According to Dr. Ede, fasting glucose is the last domino to fall. It stays perfectly normal for years. Years.
Meanwhile, your insulin creeps up in the background. Your pancreas works harder, producing more insulin to keep glucose looking polite on your chart.
The number on your lab report reads fine. Your brain is already starving behind that locked door.
Your labs are incomplete.
The test that catches this early is fasting insulin. Simple, affordable, and not part of the standard panel. Not the basic one. Not the expanded one. You have to ask for it by name.
Dr. Ede puts optimal fasting insulin at six or below, with ten as the upper target. Above that means your body is working overtime just to drag glucose into a normal range.
One test. One number. Your doctor can add it with a pen stroke at your next visit.
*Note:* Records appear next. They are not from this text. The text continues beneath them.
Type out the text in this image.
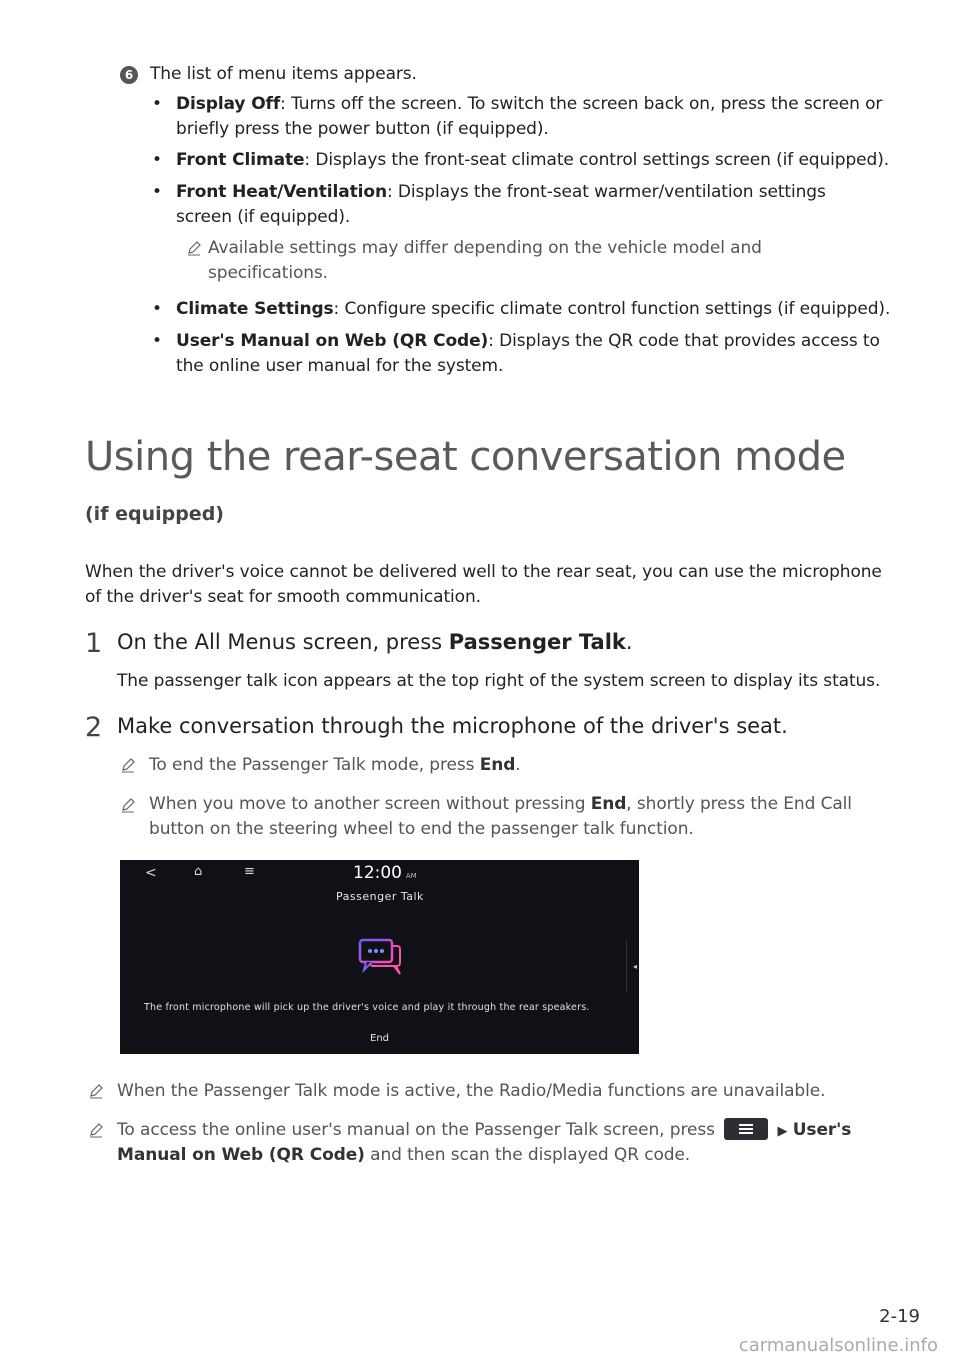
6 The list of menu items appears.
• Display Off: Turns off the screen. To switch the screen back on, press the screen or
briefly press the power button (if equipped).
• Front Climate: Displays the front-seat climate control settings screen (if equipped).
• Front Heat/Ventilation: Displays the front-seat warmer/ventilation settings
screen (if equipped).
Available settings may differ depending on the vehicle model and
specifications.
• Climate Settings: Configure specific climate control function settings (if equipped).
• User's Manual on Web (QR Code): Displays the QR code that provides access to
the online user manual for the system.
Using the rear-seat conversation mode
(if equipped)
When the driver's voice cannot be delivered well to the rear seat, you can use the microphone
of the driver's seat for smooth communication.
1 On the All Menus screen, press Passenger Talk.
The passenger talk icon appears at the top right of the system screen to display its status.
2 Make conversation through the microphone of the driver's seat.
To end the Passenger Talk mode, press End.
When you move to another screen without pressing End, shortly press the End Call
button on the steering wheel to end the passenger talk function.
<	⌂	≡	12:00 AM
Passenger Talk
The front microphone will pick up the driver's voice and play it through the rear speakers.
End
◂
When the Passenger Talk mode is active, the Radio/Media functions are unavailable.
To access the online user's manual on the Passenger Talk screen, press	▶ User's
Manual on Web (QR Code) and then scan the displayed QR code.
2-19
carmanualsonline.info
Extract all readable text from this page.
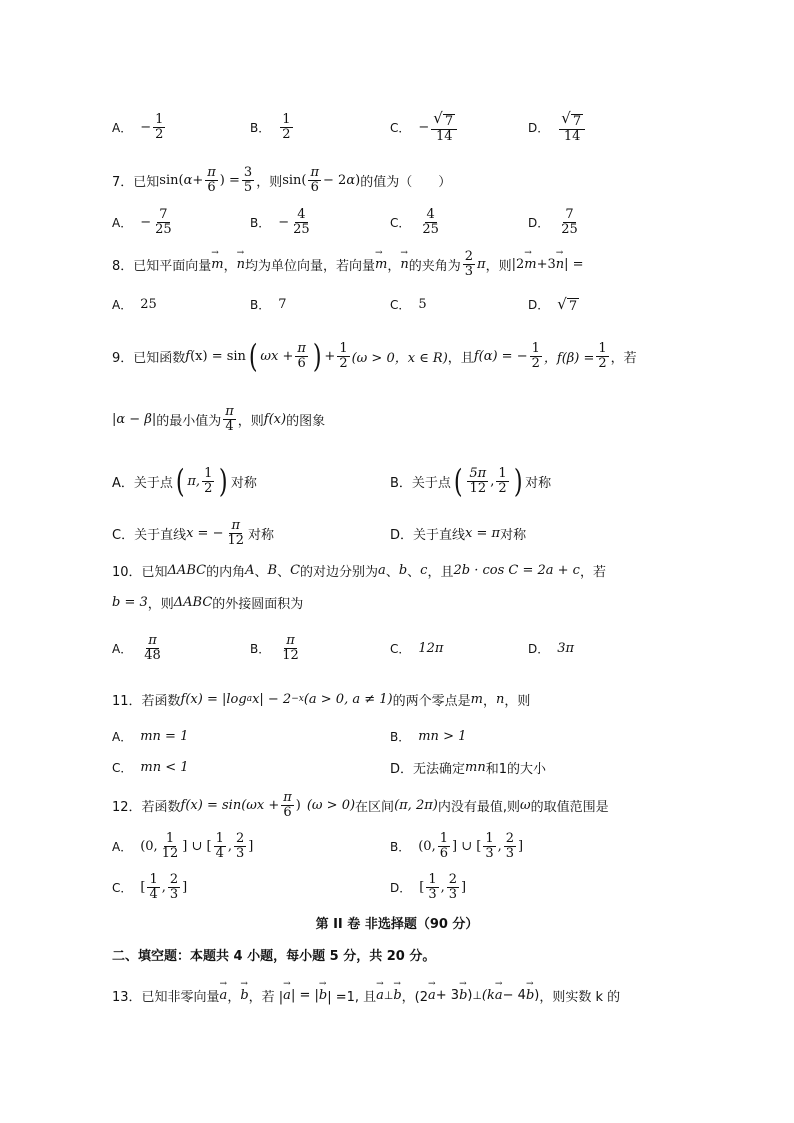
A． − $\frac{1}{2}$	B． $\frac{1}{2}$	C． − $\frac{√ 7}{14}$	D． $\frac{√ 7}{14}$
7．已知 sin( $\alpha + \frac{\pi}{6}$ ) = $\frac{3}{5}$ ，则 $\sin( \frac{\pi}{6} - 2$ α ) 的值为（　　）
A． − $\frac{7}{25}$	B． − $\frac{4}{25}$	C． $\frac{4}{25}$	D． $\frac{7}{25}$
8．已知平面向量 m → ， n → 均为单位向量，若向量 m → ， n → 的夹角为 $\frac{2}{3}$ π ，则 |2 m → +3 n → | =
A． 25	B． 7	C． 5	D． √ 7
9．已知函数 f (x) = sin ( $\omega x + \frac{\pi}{6}$ ) + $\frac{1}{2} (\omega > 0$，x ∈ R) ，且 f(α) = − $\frac{1}{2}$ ，$f(\beta) = \frac{1}{2}$ ，若
|α − β| 的最小值为 $\frac{\pi}{4}$ ，则 f(x) 的图象
A．关于点 ( π, $\frac{1}{2}$ ) 对称	B．关于点 ( $\frac{5\pi}{12}$ , $\frac{1}{2}$ ) 对称
C．关于直线 x = − $\frac{\pi}{12}$ 对称	D．关于直线 x = π 对称
10．已知 ΔABC 的内角 A 、 B 、 C 的对边分别为 a 、 b 、 c ，且 2b · cos C = 2a + c ，若
b = 3 ，则 ΔABC 的外接圆面积为
A． $\frac{\pi}{48}$	B． $\frac{\pi}{12}$	C． 12π	D． 3π
11．若函数 f(x) = |log a x| − 2 −x (a > 0, a ≠ 1) 的两个零点是 m ， n ，则
A． mn = 1	B． mn > 1
C． mn < 1	D．无法确定 mn 和1的大小
12．若函数 $f(x) = \sin(\omega x + \frac{\pi}{6}$ ) (ω > 0) 在区间 (π, 2π) 内没有最值,则 ω 的取值范围是
A． (0, $\frac{1}{12}$ ] ∪ [ $\frac{1}{4}$ , $\frac{2}{3}$ ]	B． (0, $\frac{1}{6}$ ] ∪ [ $\frac{1}{3}$ , $\frac{2}{3}$ ]
C． [ $\frac{1}{4}$ , $\frac{2}{3}$ ]	D． [ $\frac{1}{3}$ , $\frac{2}{3}$ ]
第 II 卷 非选择题（90 分）
二、填空题：本题共 4 小题，每小题 5 分，共 20 分。
13．已知非零向量 a → ， b → ，若 | a → | = | b → | =1, 且 a → ⊥ b → ，(2 a → + 3 b → ) ⊥ (k a → − 4 b → ) ，则实数 k 的
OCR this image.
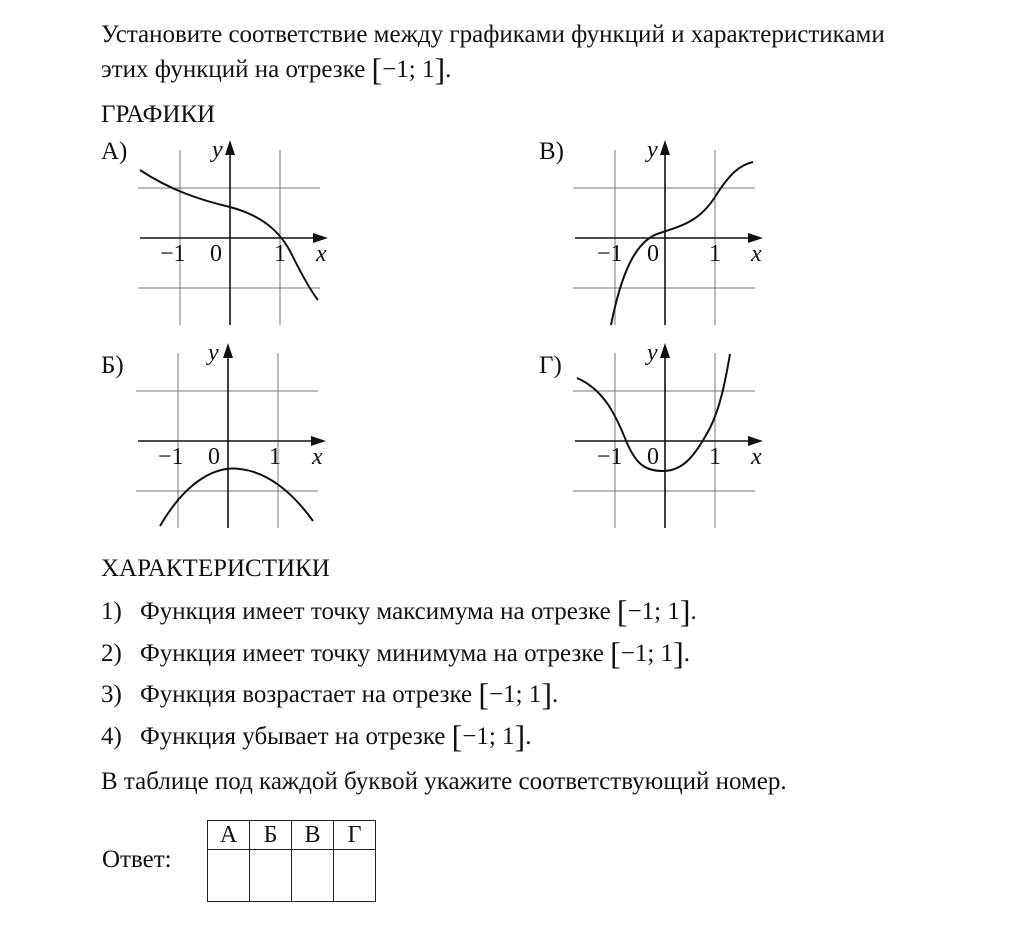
Установите соответствие между графиками функций и характеристиками
этих функций на отрезке [−1; 1].
ГРАФИКИ
А)
Б)
В)
Г)
y
x
−1 0 1
y
x
−1 0 1
y
x
−1 0 1
y
x
−1 0 1
ХАРАКТЕРИСТИКИ
1) Функция имеет точку максимума на отрезке [−1; 1].
2) Функция имеет точку минимума на отрезке [−1; 1].
3) Функция возрастает на отрезке [−1; 1].
4) Функция убывает на отрезке [−1; 1].
В таблице под каждой буквой укажите соответствующий номер.
Ответ:
А	Б	В	Г
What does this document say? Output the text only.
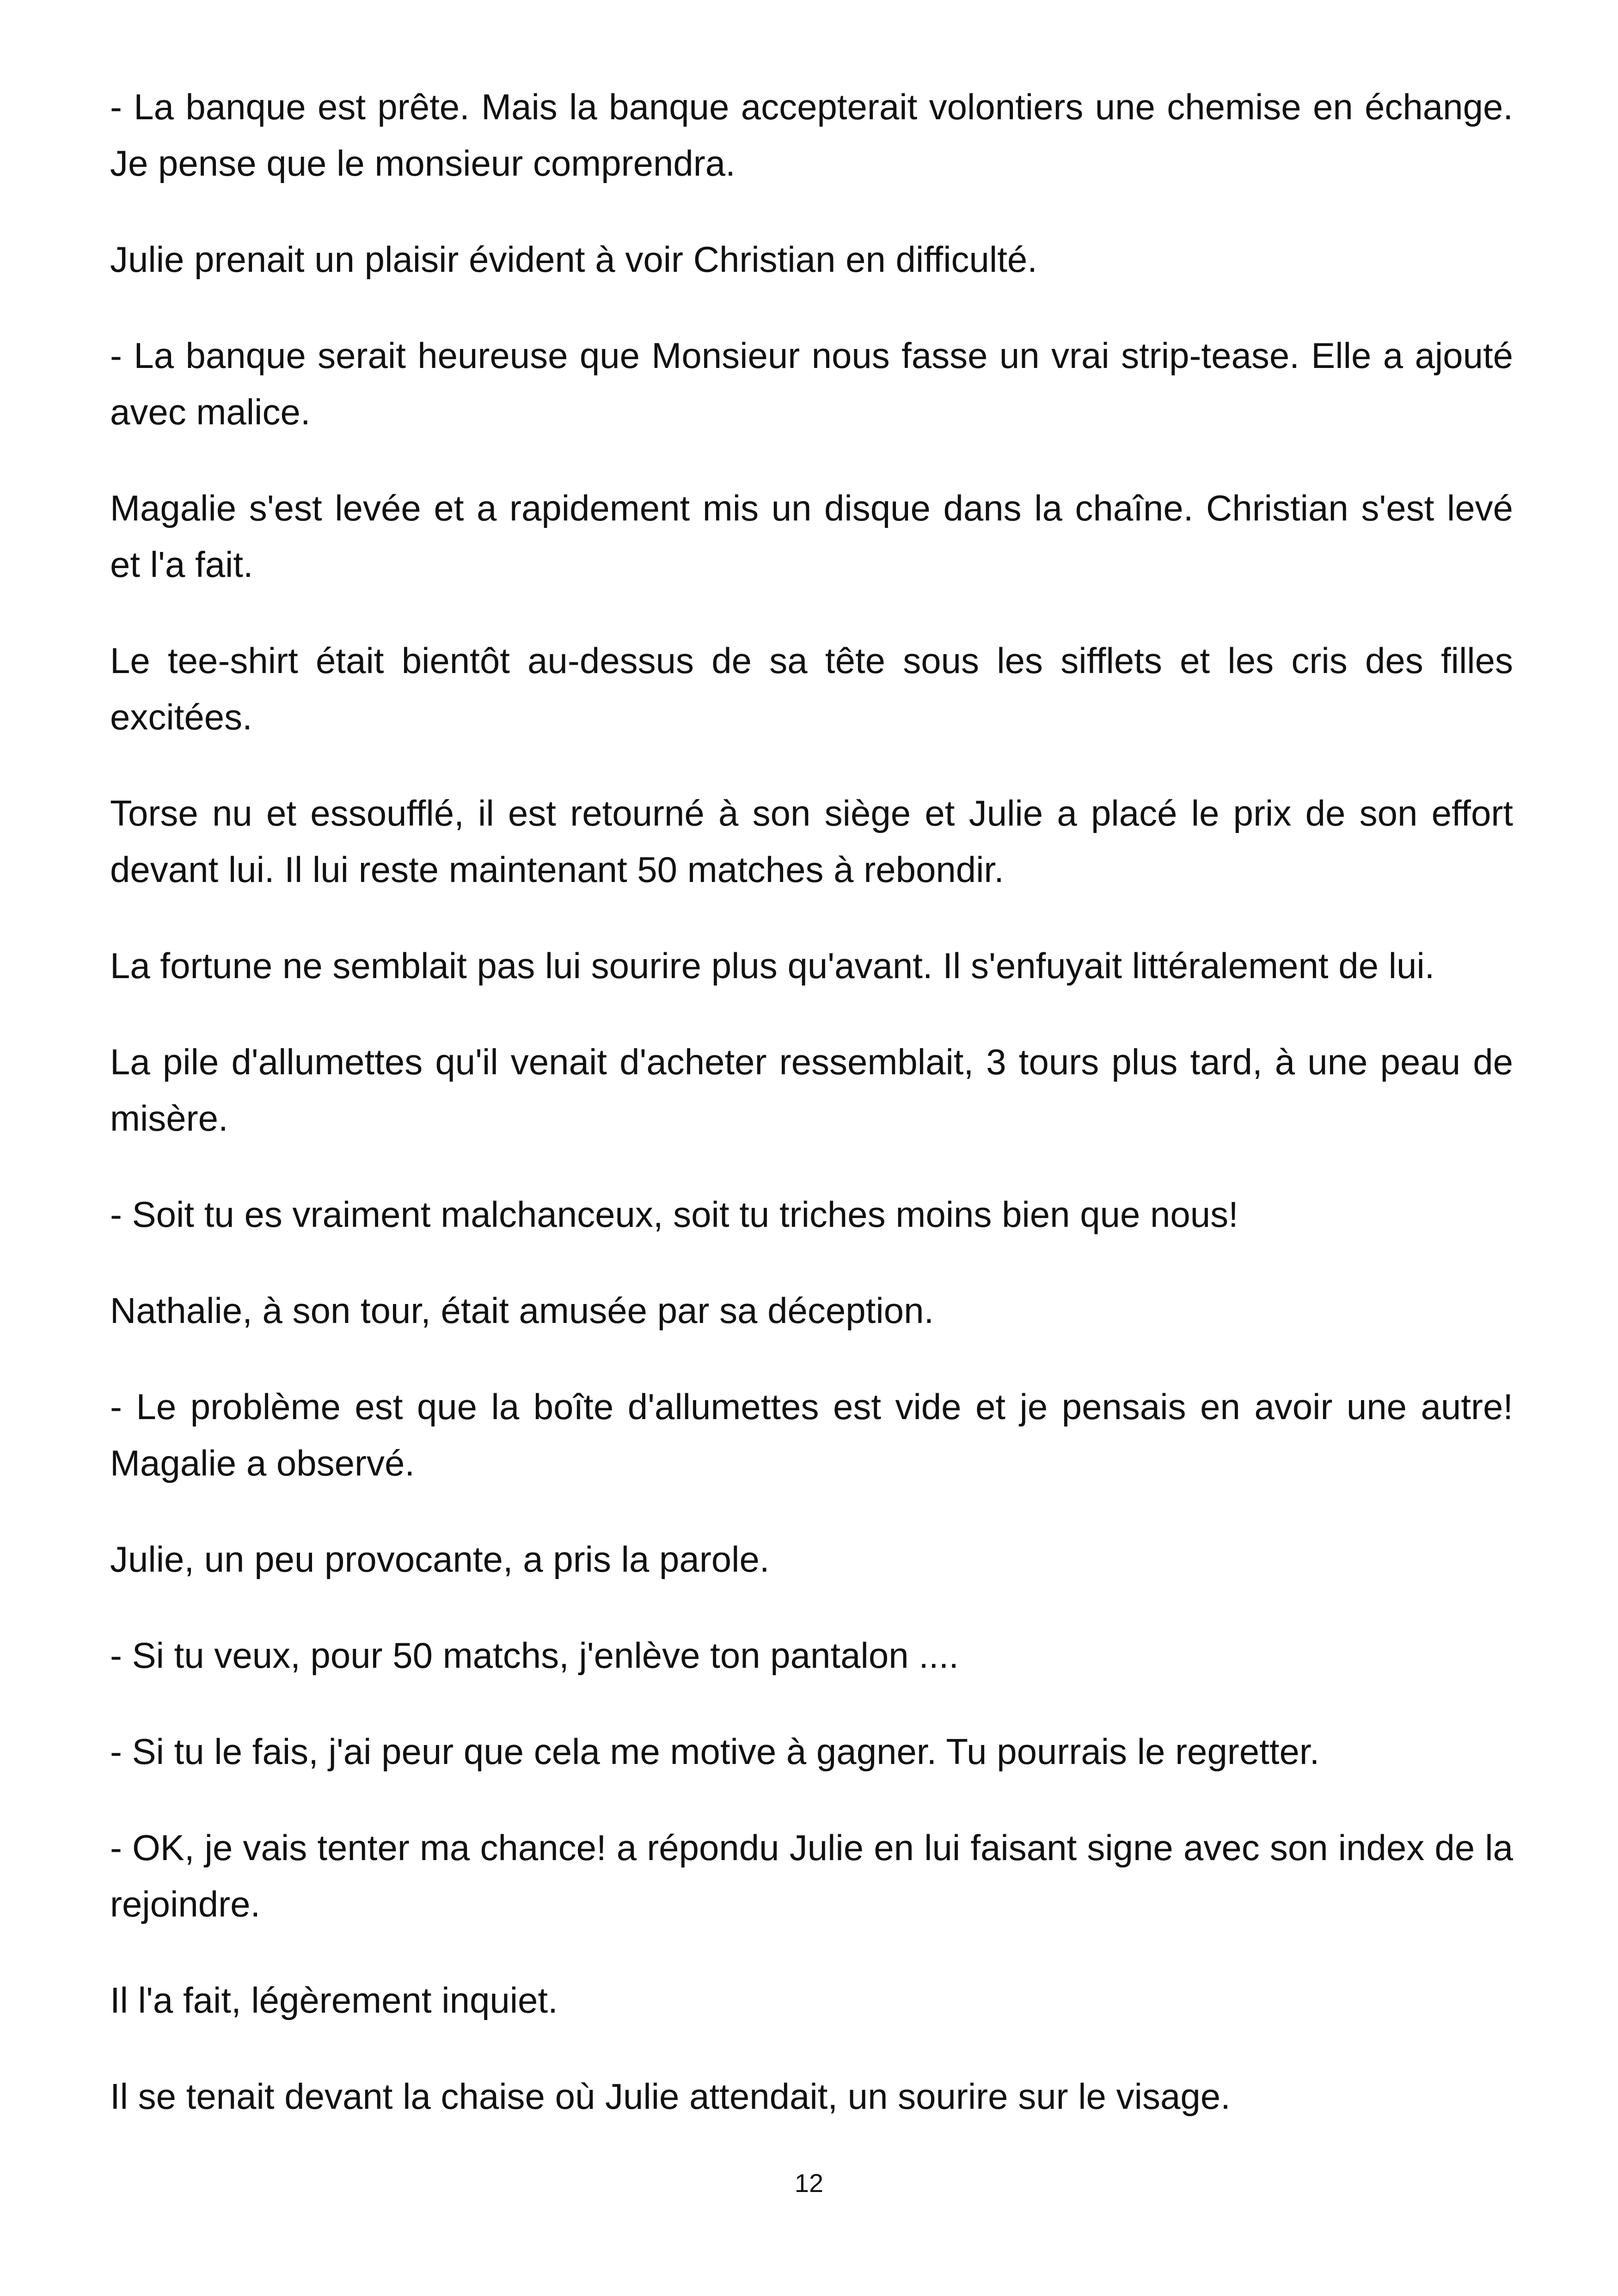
- La banque est prête. Mais la banque accepterait volontiers une chemise en échange. Je pense que le monsieur comprendra.

Julie prenait un plaisir évident à voir Christian en difficulté.

- La banque serait heureuse que Monsieur nous fasse un vrai strip-tease. Elle a ajouté avec malice.

Magalie s'est levée et a rapidement mis un disque dans la chaîne. Christian s'est levé et l'a fait.

Le tee-shirt était bientôt au-dessus de sa tête sous les sifflets et les cris des filles excitées.

Torse nu et essoufflé, il est retourné à son siège et Julie a placé le prix de son effort devant lui. Il lui reste maintenant 50 matches à rebondir.

La fortune ne semblait pas lui sourire plus qu'avant. Il s'enfuyait littéralement de lui.

La pile d'allumettes qu'il venait d'acheter ressemblait, 3 tours plus tard, à une peau de misère.

- Soit tu es vraiment malchanceux, soit tu triches moins bien que nous!

Nathalie, à son tour, était amusée par sa déception.

- Le problème est que la boîte d'allumettes est vide et je pensais en avoir une autre! Magalie a observé.

Julie, un peu provocante, a pris la parole.

- Si tu veux, pour 50 matchs, j'enlève ton pantalon ....

- Si tu le fais, j'ai peur que cela me motive à gagner. Tu pourrais le regretter.

- OK, je vais tenter ma chance! a répondu Julie en lui faisant signe avec son index de la rejoindre.

Il l'a fait, légèrement inquiet.

Il se tenait devant la chaise où Julie attendait, un sourire sur le visage.

12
I went back to my pasta that night. Finished every bite. Sarah stole a forkful, too. Good for her brain.
Not because carbs are the villain or the hero here. Because our brains are the hungriest organs we own. They run on fuel. They deserve fuel. The question was never whether we should eat. The question was whether the fuel was getting through the door.
The fog you have been blaming on age, on hormones, on late nights, is not a character flaw. It is a signal. Signals are good news. They mean something can be measured and addressed before a glucose number ever looks off.
You are not losing your mind. You are just finally getting the right information.